These government expenditures are termed as automatic stabilizers.
These expenditures increases automatically during recession and decreases automatically during expansion.
Unemployment compensation is one such expenditure. During recession, unemployment rate is high, so, unemployment compensation paid by government increases while during expansion, unemployment rate is low, so, unemployment compensation paid by government decreases.
Thus, this example represents automatic stabilizer.
(b)
Changes in business cycle brings automatic changes in the some sources of government revenue.
These sources of government revenue are termed as automatic stabilizers.
These revenues increases during expansion and decreases during recession.
Income tax revenue is one such automatic stabilizer.
During expansion, incomes are increasing, so, income tax revenue also increases.

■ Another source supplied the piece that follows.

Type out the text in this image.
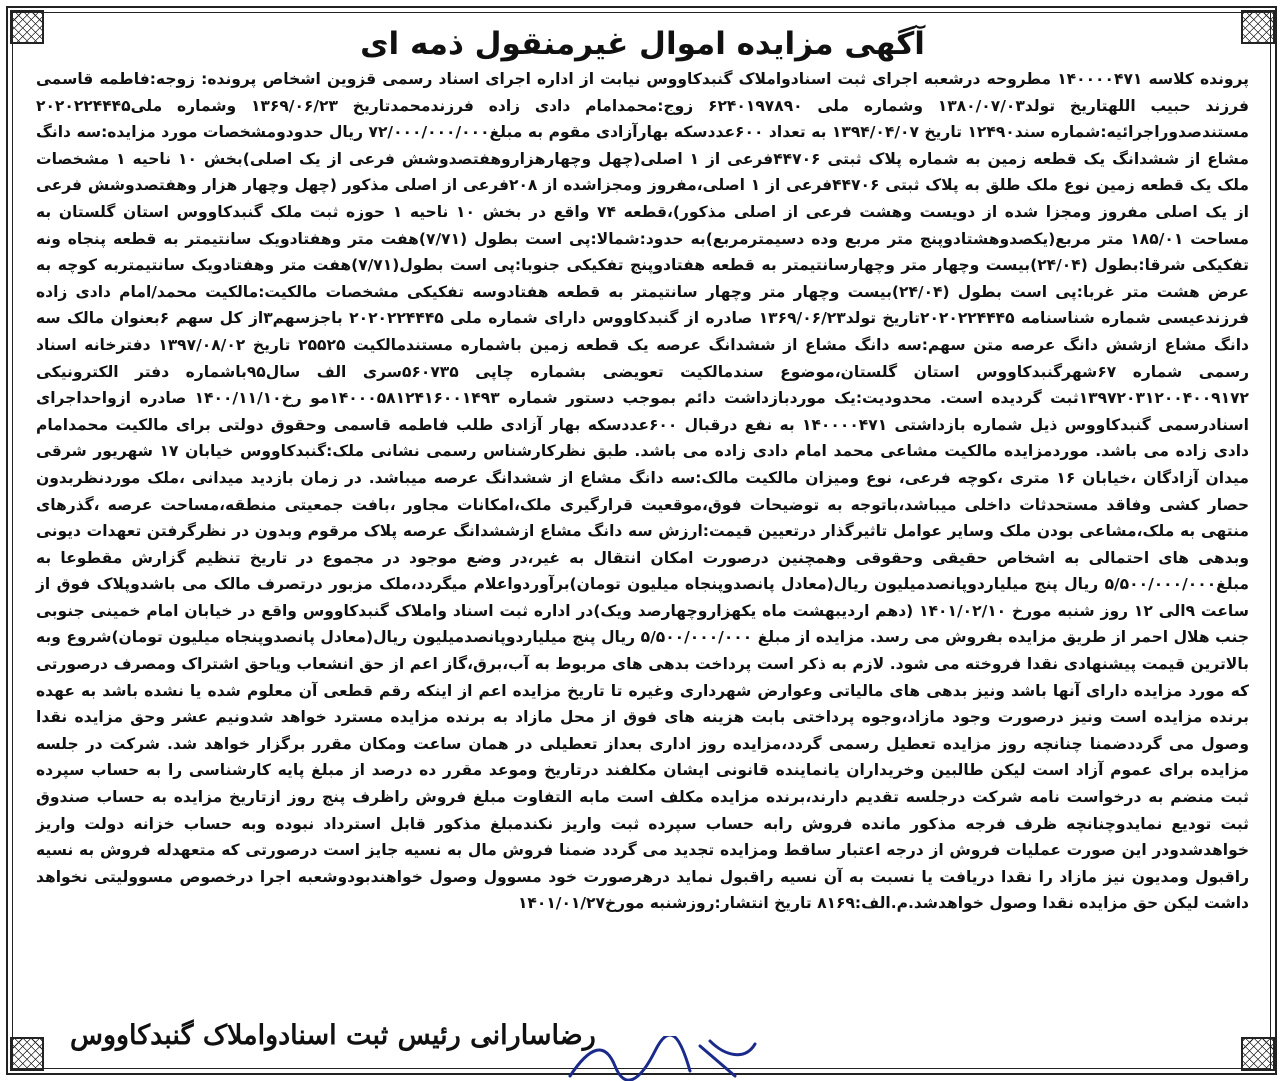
آگهی مزایده اموال غیرمنقول ذمه ای

پرونده کلاسه ۱۴۰۰۰۰۴۷۱ مطروحه درشعبه اجرای ثبت اسنادواملاک گنبدکاووس نیابت از اداره اجرای اسناد رسمی قزوین اشخاص پرونده: زوجه:فاطمه قاسمی فرزند حبیب اللهتاریخ تولد۱۳۸۰/۰۷/۰۳ وشماره ملی ۶۲۴۰۱۹۷۸۹۰ زوج:محمدامام دادی زاده فرزندمحمدتاریخ ۱۳۶۹/۰۶/۲۳ وشماره ملی۲۰۲۰۲۲۴۴۴۵ مستندصدوراجرائیه:شماره سند۱۲۴۹۰ تاریخ ۱۳۹۴/۰۴/۰۷ به تعداد ۶۰۰عددسکه بهارآزادی مقوم به مبلغ۷۲/۰۰۰/۰۰۰/۰۰۰ ریال حدودومشخصات مورد مزایده:سه دانگ مشاع از ششدانگ یک قطعه زمین به شماره پلاک ثبتی ۴۴۷۰۶فرعی از ۱ اصلی(چهل وچهارهزاروهفتصدوشش فرعی از یک اصلی)بخش ۱۰ ناحیه ۱ مشخصات ملک یک قطعه زمین نوع ملک طلق به پلاک ثبتی ۴۴۷۰۶فرعی از ۱ اصلی،مفروز ومجزاشده از ۲۰۸فرعی از اصلی مذکور (چهل وچهار هزار وهفتصدوشش فرعی از یک اصلی مفروز ومجزا شده از دویست وهشت فرعی از اصلی مذکور)،قطعه ۷۴ واقع در بخش ۱۰ ناحیه ۱ حوزه ثبت ملک گنبدکاووس استان گلستان به مساحت ۱۸۵/۰۱ متر مربع(یکصدوهشتادوپنج متر مربع وده دسیمترمربع)به حدود:شمالا:پی است بطول (۷/۷۱)هفت متر وهفتادویک سانتیمتر به قطعه پنجاه ونه تفکیکی شرقا:بطول (۲۴/۰۴)بیست وچهار متر وچهارسانتیمتر به قطعه هفتادوپنج تفکیکی جنوبا:پی است بطول(۷/۷۱)هفت متر وهفتادویک سانتیمتربه کوچه به عرض هشت متر غربا:پی است بطول (۲۴/۰۴)بیست وچهار متر وچهار سانتیمتر به قطعه هفتادوسه تفکیکی مشخصات مالکیت:مالکیت محمد/امام دادی زاده فرزندعیسی شماره شناسنامه ۲۰۲۰۲۲۴۴۴۵تاریخ تولد۱۳۶۹/۰۶/۲۳ صادره از گنبدکاووس دارای شماره ملی ۲۰۲۰۲۲۴۴۴۵ باجزسهم۳از کل سهم ۶بعنوان مالک سه دانگ مشاع ازشش دانگ عرصه متن سهم:سه دانگ مشاع از ششدانگ عرصه یک قطعه زمین باشماره مستندمالکیت ۲۵۵۲۵ تاریخ ۱۳۹۷/۰۸/۰۲ دفترخانه اسناد رسمی شماره ۶۷شهرگنبدکاووس استان گلستان،موضوع سندمالکیت تعویضی بشماره چاپی ۵۶۰۷۳۵سری الف سال۹۵باشماره دفتر الکترونیکی ۱۳۹۷۲۰۳۱۲۰۰۴۰۰۹۱۷۲ثبت گردیده است. محدودیت:یک موردبازداشت دائم بموجب دستور شماره ۱۴۰۰۰۵۸۱۲۴۱۶۰۰۱۴۹۳مو رخ۱۴۰۰/۱۱/۱۰ صادره ازواحداجرای اسنادرسمی گنبدکاووس ذیل شماره بازداشتی ۱۴۰۰۰۰۴۷۱ به نفع درقبال ۶۰۰عددسکه بهار آزادی طلب فاطمه قاسمی وحقوق دولتی برای مالکیت محمدامام دادی زاده می باشد. موردمزایده مالکیت مشاعی محمد امام دادی زاده می باشد. طبق نظرکارشناس رسمی نشانی ملک:گنبدکاووس خیابان ۱۷ شهریور شرقی میدان آزادگان ،خیابان ۱۶ متری ،کوچه فرعی، نوع ومیزان مالکیت مالک:سه دانگ مشاع از ششدانگ عرصه میباشد. در زمان بازدید میدانی ،ملک موردنظربدون حصار کشی وفاقد مستحدثات داخلی میباشد،باتوجه به توضیحات فوق،موقعیت قرارگیری ملک،امکانات مجاور ،بافت جمعیتی منطقه،مساحت عرصه ،گذرهای منتهی به ملک،مشاعی بودن ملک وسایر عوامل تاثیرگذار درتعیین قیمت:ارزش سه دانگ مشاع ازششدانگ عرصه پلاک مرقوم وبدون در نظرگرفتن تعهدات دیونی وبدهی های احتمالی به اشخاص حقیقی وحقوقی وهمچنین درصورت امکان انتقال به غیر،در وضع موجود در مجموع در تاریخ تنظیم گزارش مقطوعا به مبلغ۵/۵۰۰/۰۰۰/۰۰۰ ریال پنج میلیاردوپانصدمیلیون ریال(معادل پانصدوپنجاه میلیون تومان)برآوردواعلام میگردد،ملک مزبور درتصرف مالک می باشدوپلاک فوق از ساعت ۹الی ۱۲ روز شنبه مورخ ۱۴۰۱/۰۲/۱۰ (دهم اردیبهشت ماه یکهزاروچهارصد ویک)در اداره ثبت اسناد واملاک گنبدکاووس واقع در خیابان امام خمینی جنوبی جنب هلال احمر از طریق مزایده بفروش می رسد. مزایده از مبلغ ۵/۵۰۰/۰۰۰/۰۰۰ ریال پنج میلیاردوپانصدمیلیون ریال(معادل پانصدوپنجاه میلیون تومان)شروع وبه بالاترین قیمت پیشنهادی نقدا فروخته می شود. لازم به ذکر است پرداخت بدهی های مربوط به آب،برق،گاز اعم از حق انشعاب ویاحق اشتراک ومصرف درصورتی که مورد مزایده دارای آنها باشد ونیز بدهی های مالیاتی وعوارض شهرداری وغیره تا تاریخ مزایده اعم از اینکه رقم قطعی آن معلوم شده یا نشده باشد به عهده برنده مزایده است ونیز درصورت وجود مازاد،وجوه پرداختی بابت هزینه های فوق از محل مازاد به برنده مزایده مسترد خواهد شدونیم عشر وحق مزایده نقدا وصول می گرددضمنا چنانچه روز مزایده تعطیل رسمی گردد،مزایده روز اداری بعداز تعطیلی در همان ساعت ومکان مقرر برگزار خواهد شد. شرکت در جلسه مزایده برای عموم آزاد است لیکن طالبین وخریداران یانماینده قانونی ایشان مکلفند درتاریخ وموعد مقرر ده درصد از مبلغ پایه کارشناسی را به حساب سپرده ثبت منضم به درخواست نامه شرکت درجلسه تقدیم دارند،برنده مزایده مکلف است مابه التفاوت مبلغ فروش راظرف پنج روز ازتاریخ مزایده به حساب صندوق ثبت تودیع نمایدوچنانچه ظرف فرجه مذکور مانده فروش رابه حساب سپرده ثبت واریز نکندمبلغ مذکور قابل استرداد نبوده وبه حساب خزانه دولت واریز خواهدشدودر این صورت عملیات فروش از درجه اعتبار ساقط ومزایده تجدید می گردد ضمنا فروش مال به نسیه جایز است درصورتی که متعهدله فروش به نسیه راقبول ومدیون نیز مازاد را نقدا دریافت یا نسبت به آن نسیه راقبول نماید درهرصورت خود مسوول وصول خواهندبودوشعبه اجرا درخصوص مسوولیتی نخواهد داشت لیکن حق مزایده نقدا وصول خواهدشد.م.الف:۸۱۶۹ تاریخ انتشار:روزشنبه مورخ۱۴۰۱/۰۱/۲۷

رضاسارانی رئیس ثبت اسنادواملاک گنبدکاووس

During recession, incomes are decreasing, so, income tax revenue also decreases.
Thus, this example represents automatic stabilizer.
(c)
When President or government take deliberate actions to stabilize economy then such actions are termed as discretionary fiscal policy.
In given case, President is taking deliberate policy actions to reduce inflation.
Thus, this example represents discretionary fiscal policy.
(d)
When Federal Reserve takes deliberate policy actions to stabilize the economy then such policy actions are termed as monetary policy actions.
In the given case, Federal Reserve is taking action to influence the money supply to stave off a more severe recession.
Thus, this example represents monetary policy.